In response to Who Are They Kidding?
The question Ramesh and John Yoo raise, namely “Can Trump be trusted on the courts?” should be tempered by a look back at the track record of Republican judicial appointments since Richard Nixon. Many of them have been stellar, including of course the late Justice Antonin Scalia, whose passing was a national tragedy. But let’s recall that the Supreme Court was dominated by an overwhelming majority of Republican appointments for three straight decades until this year, and those decades of supposedly “conservative” dominance proved bitterly disappointing in the end.

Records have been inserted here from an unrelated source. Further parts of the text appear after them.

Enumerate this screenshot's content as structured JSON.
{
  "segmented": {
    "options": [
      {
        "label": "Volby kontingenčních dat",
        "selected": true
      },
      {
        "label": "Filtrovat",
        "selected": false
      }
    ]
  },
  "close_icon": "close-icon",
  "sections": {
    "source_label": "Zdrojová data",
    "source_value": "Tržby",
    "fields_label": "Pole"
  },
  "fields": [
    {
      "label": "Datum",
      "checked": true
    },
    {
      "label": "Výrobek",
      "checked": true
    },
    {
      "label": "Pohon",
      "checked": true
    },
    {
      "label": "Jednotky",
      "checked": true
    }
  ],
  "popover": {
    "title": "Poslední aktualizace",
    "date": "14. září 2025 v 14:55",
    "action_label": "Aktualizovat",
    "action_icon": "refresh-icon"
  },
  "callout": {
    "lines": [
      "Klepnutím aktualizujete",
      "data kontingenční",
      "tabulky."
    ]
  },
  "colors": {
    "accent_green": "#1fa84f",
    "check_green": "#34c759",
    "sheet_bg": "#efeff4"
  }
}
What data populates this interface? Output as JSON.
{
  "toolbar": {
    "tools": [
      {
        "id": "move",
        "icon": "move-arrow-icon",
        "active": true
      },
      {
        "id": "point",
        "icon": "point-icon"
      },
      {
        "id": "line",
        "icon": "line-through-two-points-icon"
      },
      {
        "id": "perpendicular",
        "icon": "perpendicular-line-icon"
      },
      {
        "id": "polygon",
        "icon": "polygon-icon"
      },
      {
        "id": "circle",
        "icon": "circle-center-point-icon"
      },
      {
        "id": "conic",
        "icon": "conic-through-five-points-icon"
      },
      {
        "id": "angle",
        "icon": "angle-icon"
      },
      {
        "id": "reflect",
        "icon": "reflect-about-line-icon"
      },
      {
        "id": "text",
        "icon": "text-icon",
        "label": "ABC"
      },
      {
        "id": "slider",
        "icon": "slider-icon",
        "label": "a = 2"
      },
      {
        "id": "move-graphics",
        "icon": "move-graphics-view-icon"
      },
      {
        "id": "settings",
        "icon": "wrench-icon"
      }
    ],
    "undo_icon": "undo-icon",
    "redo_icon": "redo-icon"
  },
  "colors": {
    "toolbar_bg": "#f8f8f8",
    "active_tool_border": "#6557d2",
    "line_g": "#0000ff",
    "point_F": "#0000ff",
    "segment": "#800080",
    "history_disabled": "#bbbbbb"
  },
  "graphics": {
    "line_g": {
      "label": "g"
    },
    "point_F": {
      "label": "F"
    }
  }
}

Some of those GOP appointees turned out to be pure progressives, like John Paul Stevens and David Souter. Others turned out to be highly unreliable (not to say wishy-washy) conservatives with a unfortunate penchant for “feels-like” legal reasoning, such as Anthony Kennedy and (far worse) Sandra Day O’Connor. But even our own conservative heroes, such as William Rehnquist (and, yes, even Antonin Scalia) had a far too minimalist vision of the role of judges. That went a long ways toward neutralizing the impact of having a conservative majority on the court.

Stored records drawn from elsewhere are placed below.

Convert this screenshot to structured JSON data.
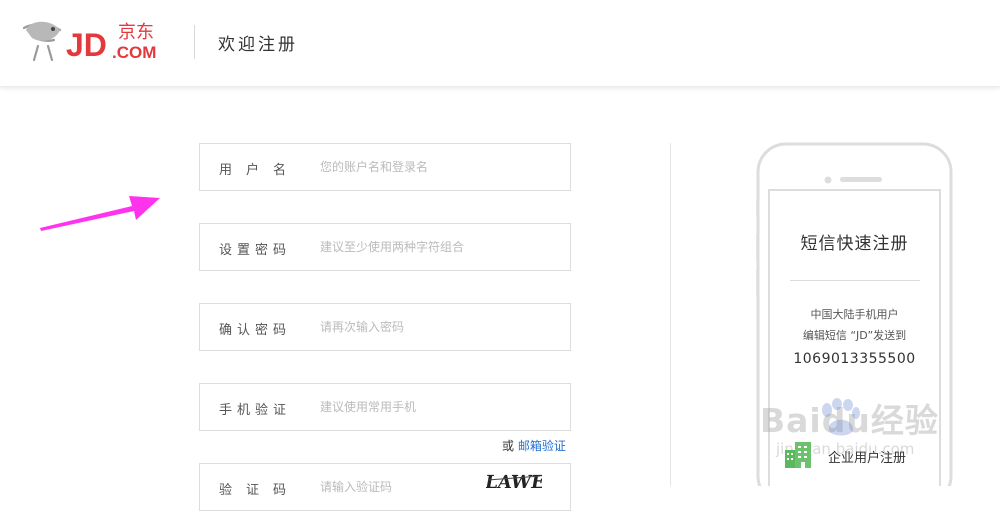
{
  "header": {
    "logo_text": "JD.京东.COM",
    "title": "欢迎注册"
  },
  "form": {
    "fields": [
      {
        "label": "用户名",
        "placeholder": "您的账户名和登录名"
      },
      {
        "label": "设置密码",
        "placeholder": "建议至少使用两种字符组合"
      },
      {
        "label": "确认密码",
        "placeholder": "请再次输入密码"
      },
      {
        "label": "手机验证",
        "placeholder": "建议使用常用手机"
      },
      {
        "label": "验证码",
        "placeholder": "请输入验证码"
      }
    ],
    "email_switch": {
      "prefix": "或",
      "link": "邮箱验证"
    },
    "captcha_text": "LAWE"
  },
  "sms": {
    "title": "短信快速注册",
    "line1": "中国大陆手机用户",
    "line2": "编辑短信 “JD”发送到",
    "number": "1069013355500"
  },
  "enterprise": {
    "label": "企业用户注册",
    "icon": "building-icon"
  },
  "annotation": {
    "arrow_color": "#ff33ee"
  },
  "watermark": {
    "text": "Baidu经验",
    "url": "jingyan.baidu.com"
  },
  "colors": {
    "brand": "#e4393c",
    "link": "#1f6fd1",
    "enterprise_icon": "#5cb85c"
  }
}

Stare decisis is a bedrock principle of the Anglo-American common-law tradition, which says that once an important legal question has been decided by a court, it should stay decided with respect to future similar cases. But stare decisis is a dangerous principle with which to follow a period of 50 years (in this case, from 1937 until 1986) during which one terrible decision after another has had the aggregate effect of dismantling many of the Constitution’s most crucial restraints on government power. If a period of judicial activism leaves us with a series of major errors in constitutional jurisprudence, following them with a period of steadfast judicial restraint only compounds the errors.

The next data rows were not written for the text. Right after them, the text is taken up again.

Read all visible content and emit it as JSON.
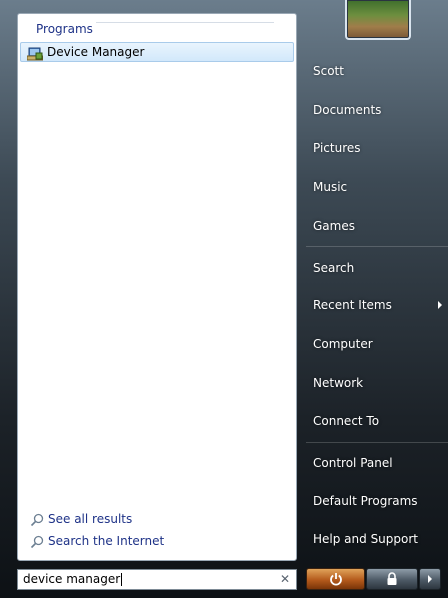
{
  "left_pane": {
    "group_header": "Programs",
    "results": [
      {
        "label": "Device Manager",
        "icon": "device-manager-icon"
      }
    ],
    "see_all": "See all results",
    "search_internet": "Search the Internet"
  },
  "search": {
    "value": "device manager"
  },
  "right_pane": {
    "items": [
      {
        "label": "Scott"
      },
      {
        "label": "Documents"
      },
      {
        "label": "Pictures"
      },
      {
        "label": "Music"
      },
      {
        "label": "Games"
      },
      {
        "label": "Search"
      },
      {
        "label": "Recent Items"
      },
      {
        "label": "Computer"
      },
      {
        "label": "Network"
      },
      {
        "label": "Connect To"
      },
      {
        "label": "Control Panel"
      },
      {
        "label": "Default Programs"
      },
      {
        "label": "Help and Support"
      }
    ]
  },
  "bottom_buttons": {
    "power": "power-icon",
    "lock": "lock-icon",
    "options": "arrow-right-icon"
  }
}
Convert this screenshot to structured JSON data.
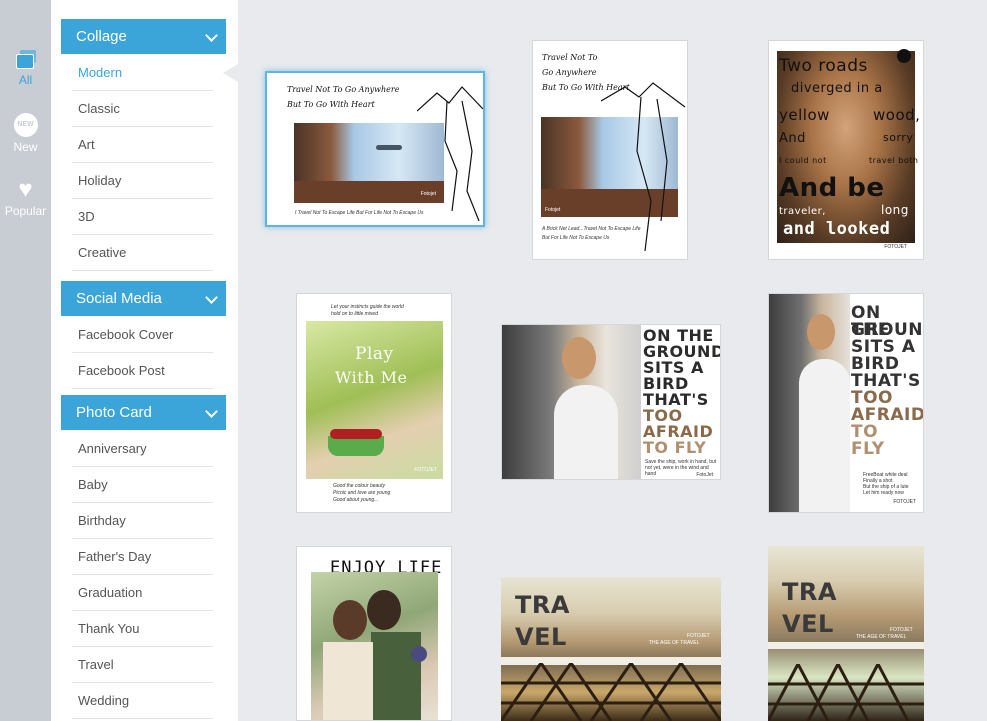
{
  "rail": {
    "items": [
      {
        "label": "All",
        "icon": "stack-icon",
        "active": true
      },
      {
        "label": "New",
        "icon": "new-badge-icon"
      },
      {
        "label": "Popular",
        "icon": "heart-icon"
      }
    ]
  },
  "categories": {
    "collage": {
      "title": "Collage",
      "items": [
        "Modern",
        "Classic",
        "Art",
        "Holiday",
        "3D",
        "Creative"
      ],
      "selected": "Modern"
    },
    "social_media": {
      "title": "Social Media",
      "items": [
        "Facebook Cover",
        "Facebook Post"
      ]
    },
    "photo_card": {
      "title": "Photo Card",
      "items": [
        "Anniversary",
        "Baby",
        "Birthday",
        "Father's Day",
        "Graduation",
        "Thank You",
        "Travel",
        "Wedding"
      ]
    }
  },
  "templates": {
    "t1": {
      "line1": "Travel Not To Go Anywhere",
      "line2": "But To Go With Heart",
      "footer": "I Travel Not To Escape Life But For Life Not To Escape Us",
      "brand": "Fotojet"
    },
    "t2": {
      "line1": "Travel Not To",
      "line2": "Go Anywhere",
      "line3": "But To Go With Heart",
      "footer1": "A Brick Net Lead...Travel Not To Escape Life",
      "footer2": "But For Life Not To Escape Us",
      "brand": "Fotojet"
    },
    "t3": {
      "line1": "Two roads",
      "line2": "diverged in a",
      "line3": "yellow",
      "line4": "wood,",
      "line5": "And",
      "line6": "sorry",
      "line7": "I could not",
      "line8": "travel both",
      "line9": "And be",
      "line10": "traveler,",
      "line11": "long",
      "line12": "and looked",
      "brand": "FOTOJET"
    },
    "t4": {
      "top1": "Let your instincts guide the world",
      "top2": "hold on to little mixed",
      "title1": "Play",
      "title2": "With Me",
      "bottom1": "Good the colour beauty",
      "bottom2": "Picnic and love are young",
      "bottom3": "Good about young...",
      "brand": "FOTOJET"
    },
    "t5": {
      "lines": [
        "ON THE",
        "GROUND",
        "SITS A",
        "BIRD",
        "THAT'S",
        "TOO",
        "AFRAID",
        "TO FLY"
      ],
      "note1": "Save the ship, work in hand, but",
      "note2": "not yet, were in the wind and hand",
      "brand": "FotoJet"
    },
    "t6": {
      "lines": [
        "ON THE",
        "GROUND",
        "SITS A",
        "BIRD",
        "THAT'S",
        "TOO",
        "AFRAID",
        "TO",
        "FLY"
      ],
      "note1": "FreeBoat white deal",
      "note2": "Finally a shot",
      "note3": "But the ship of a lute",
      "note4": "Let him ready now",
      "brand": "FOTOJET"
    },
    "t7": {
      "title": "ENJOY LIFE"
    },
    "t8": {
      "title1": "TRA",
      "title2": "VEL",
      "sub1": "FOTOJET",
      "sub2": "THE AGE OF TRAVEL"
    },
    "t9": {
      "title1": "TRA",
      "title2": "VEL",
      "sub1": "FOTOJET",
      "sub2": "THE AGE OF TRAVEL"
    }
  }
}
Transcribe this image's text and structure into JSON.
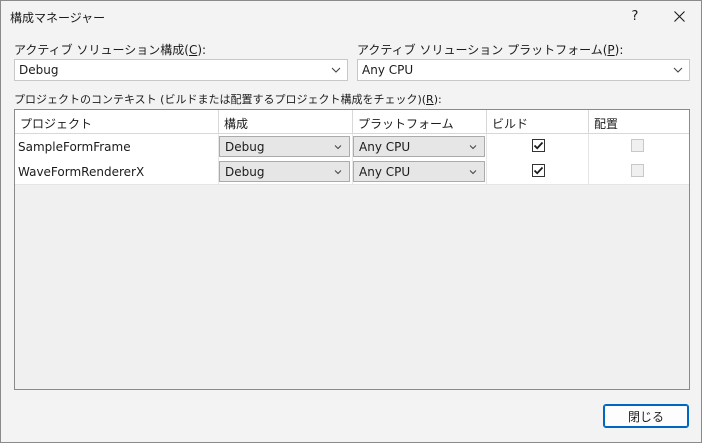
{
  "window": {
    "title": "構成マネージャー",
    "help_glyph": "?",
    "close_glyph": "✕"
  },
  "solution": {
    "config_label": "アクティブ ソリューション構成(",
    "config_key": "C",
    "config_label_end": "):",
    "config_value": "Debug",
    "platform_label": "アクティブ ソリューション プラットフォーム(",
    "platform_key": "P",
    "platform_label_end": "):",
    "platform_value": "Any CPU"
  },
  "grid": {
    "caption_start": "プロジェクトのコンテキスト (ビルドまたは配置するプロジェクト構成をチェック)(",
    "caption_key": "R",
    "caption_end": "):",
    "columns": [
      "プロジェクト",
      "構成",
      "プラットフォーム",
      "ビルド",
      "配置"
    ],
    "rows": [
      {
        "project": "SampleFormFrame",
        "config": "Debug",
        "platform": "Any CPU",
        "build": true,
        "deploy": false
      },
      {
        "project": "WaveFormRendererX",
        "config": "Debug",
        "platform": "Any CPU",
        "build": true,
        "deploy": false
      }
    ]
  },
  "footer": {
    "close_label": "閉じる"
  },
  "colors": {
    "accent": "#0067c0",
    "background": "#f3f3f3"
  }
}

New Deal decisions such as the 1937 case of Steward Machine Co v. Davis (on the reach of the Spending Clause) and the 1942 case of Wickard v. Filburn (on the reach of the Commerce Clause) were bad enough. But the Rehnquist opinions that essentially restated them, namely South Dakota v. Dole (1987) and United States v. Lopez (1995), settled the enormous controversy over the New Deal decisions in favor of progressive principles that are utterly poisonous to the proper functioning of our Constitution. And notice that Dole came out the way the Reagan administration hoped (giving the federal government the power to set the national drinking age, despite the constitutional amendment that repealed Prohibition), and Lopez was hailed as a great victory by conservatives. (Only the famous concurrence by Justice Clarence Thomas in Lopez reached the correct conclusion, namely that Wickard v. Filburn was wrongly decided and ought to be reversed; the consequence of that of course would be to repeal virtually the entire federal behemoth as it exists today).
In this sense, Chief Justice John Roberts is perhaps not given as much credit as he deserves. The Medicaid portion of his opinion in the Obamacare case was a clever misstatement of the rule of Dole. By pretending that Dole said something slightly different from what it actually said, Roberts opened the door just a crack for future decisions to dismantle bit by bit the terrible principle enshrined by Rehnquist in the Dole case, namely that the federal government can control state policy by the coercive manipulation of federal grants to the states. You can thank Rehnquist for the fact that President Obama can now impose transgender proclamations on the nation’s schools by threatening to withdraw federal funding, despite the fact that none of those schools are subject to federal regulatory authority.
There’s not much that even the most constitutional-conservative president can do if even the most conservative judges are not willing to overturn old cases that were terribly wrongly decided. And it’s not just a matter of finding potential appointees who (a) understand the serious problems in the commerce, spending, federalism and separation-of-powers cases going back 80 years and (b) are ready with new doctrines to replace the old ones — and those are frightfully few and far between. Worse, we have a population that believes in a federal minimum wage and the federal Medicaid program, the federal highway program, and federal education assistance to poor local-area school districts, and on and on. In other words, we have a population (and even a Republican party!) that has mostly bought into the progressive scheme of government, rather than the Constitution we actually have. And no judicial appointee is going to solve that problem.